Kelime anlamıyla ‘ruhsal tedavi’ demek olan psikoterapi, insan ruhsal hastalık ve sorunlarının bir psikoterapist tarafından ilgili yöntem ve teknikleri kullanılarak tedavi edilmesidir. Psikoterapi, biyolojik tedaviden (ilaç tedavisi vb. gibi) farklı olarak terapistle hasta arasında bir zihinsel ve duygusal iletişim ve etkileşim modelidir. Ayrıca biyolojik tedavide hastalık belirtilerinin (semptomlarının) ortadan kaldırılması hedeflenirken, psikoterapide ise hastalığın nedenlerinin ortadan kaldırılması ve dolayısıyla belirtilerin de yok olması hedeflenir. Psikoterapi ruhsal hastalık ve sorunlarda, insanın ruhsal mekanizmasının işleyişini anlamak, analiz etmek, iyileştirmek, geliştirmek, değiştirmek, desteklemek vb. gibi işlevleri görmektedir. Psikoterapi insan yaşamının ilk dönemlerinden itibaren ilkel biçimde de olsa varlığını sürdürmüştür. 17. yüzyıldan sonra bir tedavi yolu olarak gelişmeler göstermeye başlamıştır. Ancak psikoterapi bilimsel bir yöntem olarak (psikoanaliz) ilk kez Sigmund Freud tarafından

(19. yy.’ın sonlarında) uygulanmaya başlanmıştır. Günümüze kadar da çok hızlı biçimde gelişerek ve birçok farklı psikoterapi ekolleri eklenerek gelmiş ve bugün ruhsal sorun ve hastalıkların tedavisinde en önemli, etkili ve yararlı tedavi yolu olarak varlığını sürdürmektedir. Psikoterapi kullanılan kuramsal yaklaşım, yöntem ve teknikler bakımından çeşitlilikler gösterir, farklı psikopatoloji ekolleri olduğu gibi farklı psikoterapi ekolleri vardır. Bunlardan başlıcaları; psiko-analiz ve psikoanalitik psikoterapiler, davranışçı psikoterapiler, bilişsel (cognitive) psikoterapiler ve varoluşçu psikoterapilerdir. Psikoterapist yakın olduğu ekole göre bir tedavi yaklaşımı uygular. Ancak günümüzde modern psikoterapi yaklaşımı psikoterapistin eklektik olmasını öngörmektedir.
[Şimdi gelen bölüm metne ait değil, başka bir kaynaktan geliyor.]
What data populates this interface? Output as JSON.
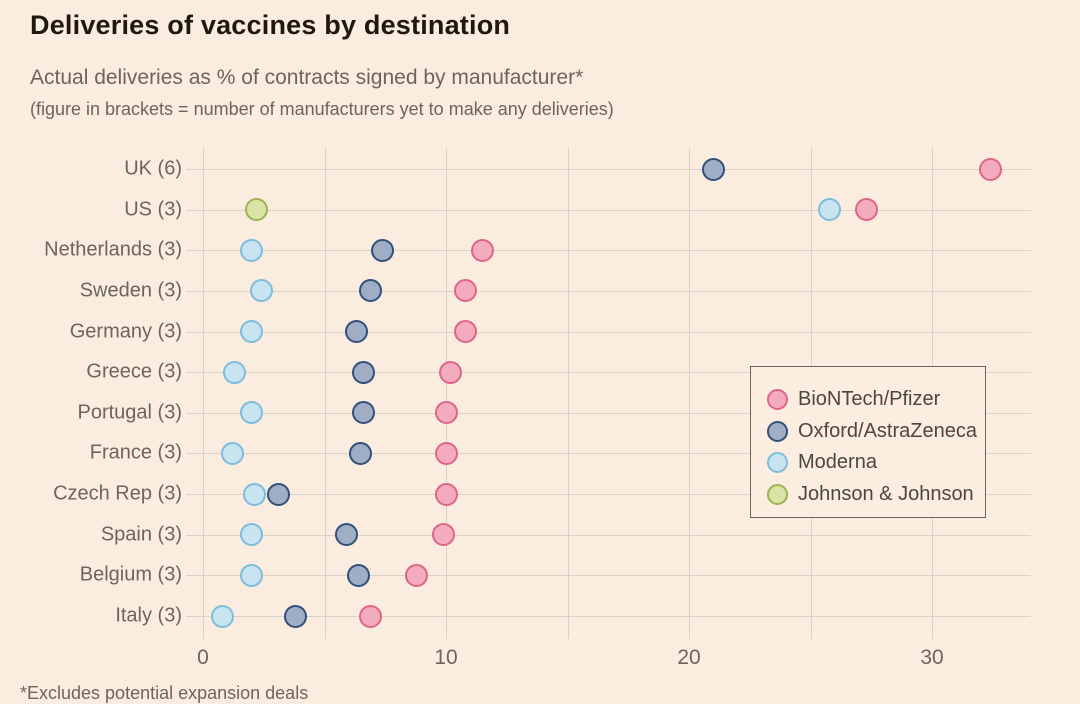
{
  "header": {
    "title": "Deliveries of vaccines by destination",
    "subtitle": "Actual deliveries as % of contracts signed by manufacturer*",
    "note": "(figure in brackets = number of manufacturers yet to make any deliveries)"
  },
  "footnote": "*Excludes potential expansion deals",
  "colors": {
    "background": "#FAEDE0",
    "gridline": "#D9D2C7",
    "title_text": "#1E1810",
    "muted_text": "#6C655D",
    "legend_text": "#4C4641"
  },
  "chart_data": {
    "type": "scatter",
    "subtype": "dot-plot",
    "title": "Deliveries of vaccines by destination",
    "subtitle": "Actual deliveries as % of contracts signed by manufacturer*",
    "note": "(figure in brackets = number of manufacturers yet to make any deliveries)",
    "xlabel": "",
    "ylabel": "",
    "categories": [
      "UK (6)",
      "US (3)",
      "Netherlands (3)",
      "Sweden (3)",
      "Germany (3)",
      "Greece (3)",
      "Portugal (3)",
      "France (3)",
      "Czech Rep (3)",
      "Spain (3)",
      "Belgium (3)",
      "Italy (3)"
    ],
    "series": [
      {
        "name": "BioNTech/Pfizer",
        "fill": "#F3ACBE",
        "stroke": "#DF6588",
        "values": [
          32.4,
          27.3,
          11.5,
          10.8,
          10.8,
          10.2,
          10.0,
          10.0,
          10.0,
          9.9,
          8.8,
          6.9
        ]
      },
      {
        "name": "Oxford/AstraZeneca",
        "fill": "#9FAEC5",
        "stroke": "#31507A",
        "values": [
          21.0,
          null,
          7.4,
          6.9,
          6.3,
          6.6,
          6.6,
          6.5,
          3.1,
          5.9,
          6.4,
          3.8
        ]
      },
      {
        "name": "Moderna",
        "fill": "#C9E4F1",
        "stroke": "#7EBCDB",
        "values": [
          null,
          25.8,
          2.0,
          2.4,
          2.0,
          1.3,
          2.0,
          1.2,
          2.1,
          2.0,
          2.0,
          0.8
        ]
      },
      {
        "name": "Johnson & Johnson",
        "fill": "#DBE4A4",
        "stroke": "#9DB156",
        "values": [
          null,
          2.2,
          null,
          null,
          null,
          null,
          null,
          null,
          null,
          null,
          null,
          null
        ]
      }
    ],
    "xticks": [
      0,
      10,
      20,
      30
    ],
    "grid_interval": 5,
    "xlim": [
      -0.75,
      34
    ],
    "grid": true,
    "legend_position": "inside-right"
  }
}
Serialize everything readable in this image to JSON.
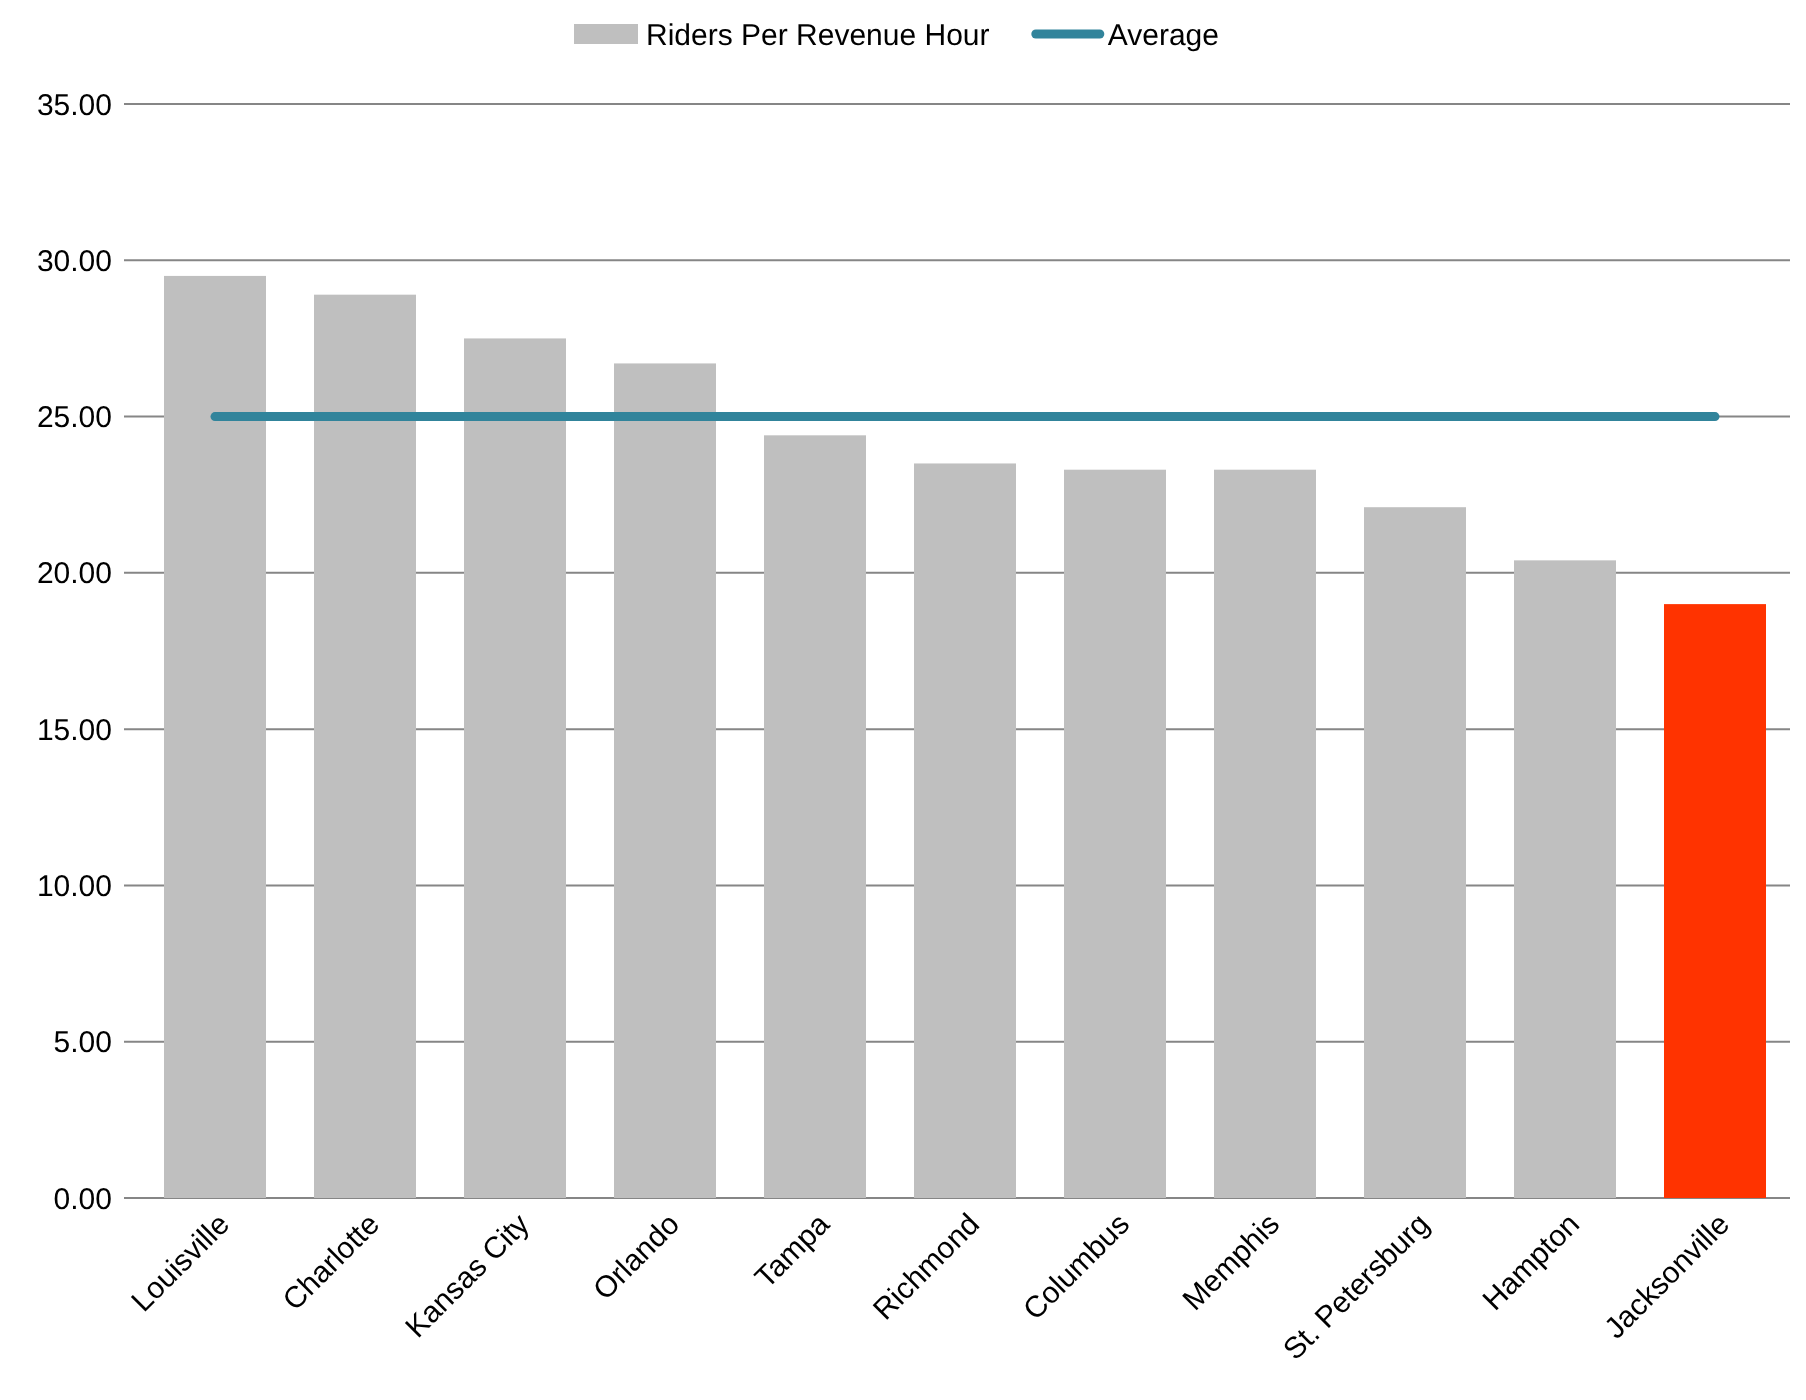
{
  "chart_data": {
    "type": "bar",
    "categories": [
      "Louisville",
      "Charlotte",
      "Kansas City",
      "Orlando",
      "Tampa",
      "Richmond",
      "Columbus",
      "Memphis",
      "St. Petersburg",
      "Hampton",
      "Jacksonville"
    ],
    "series": [
      {
        "name": "Riders Per Revenue Hour",
        "color": "#bfbfbf",
        "colors": [
          "#bfbfbf",
          "#bfbfbf",
          "#bfbfbf",
          "#bfbfbf",
          "#bfbfbf",
          "#bfbfbf",
          "#bfbfbf",
          "#bfbfbf",
          "#bfbfbf",
          "#bfbfbf",
          "#ff3300"
        ],
        "values": [
          29.5,
          28.9,
          27.5,
          26.7,
          24.4,
          23.5,
          23.3,
          23.3,
          22.1,
          20.4,
          19.0
        ]
      },
      {
        "name": "Average",
        "type": "line",
        "color": "#31849b",
        "values": [
          25.0,
          25.0,
          25.0,
          25.0,
          25.0,
          25.0,
          25.0,
          25.0,
          25.0,
          25.0,
          25.0
        ]
      }
    ],
    "ylim": [
      0,
      35
    ],
    "yticks": [
      {
        "value": 0,
        "label": "0.00"
      },
      {
        "value": 5,
        "label": "5.00"
      },
      {
        "value": 10,
        "label": "10.00"
      },
      {
        "value": 15,
        "label": "15.00"
      },
      {
        "value": 20,
        "label": "20.00"
      },
      {
        "value": 25,
        "label": "25.00"
      },
      {
        "value": 30,
        "label": "30.00"
      },
      {
        "value": 35,
        "label": "35.00"
      }
    ],
    "grid": "y",
    "legend": "top",
    "marker": "none",
    "line_style": "solid"
  }
}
Yani psikoterapist yalnızca bir ekolün yaklaşım sınırları içinde kalmayıp diğer tüm tedavi ekollerini de göz önüne alarak onlardan kendine özgü bir psikoterapi yaklaşımı sentezleyerek çalışmalıdır. Ayrıca hastanın veya hastalığın durumuna bağlı olarak gerektiğinde farklı tedavi yaklaşımlarına ait yöntem ve teknikleri kullanmalı, bu açıdan esnek olabilmelidir. Psikoterapi ancak bu konuda uzmanlaşmış (akademik eğitim) ve yeterli deneyime sahip kişiler tarafından verilmeli, hastalar veya ruhsal sıkıntı ve sorunları olanlar, ilkel dönemlerde olduğu gibi halen insanların ruhsal sorunlarını istismar etmeye çalışan farklı kimliklerdeki şarlatan sözde terapistlerden yardım almaya çalışmamalı, yarar görebileceklerini umarken daha büyük zarar görebileceklerini unutmamalıdırlar.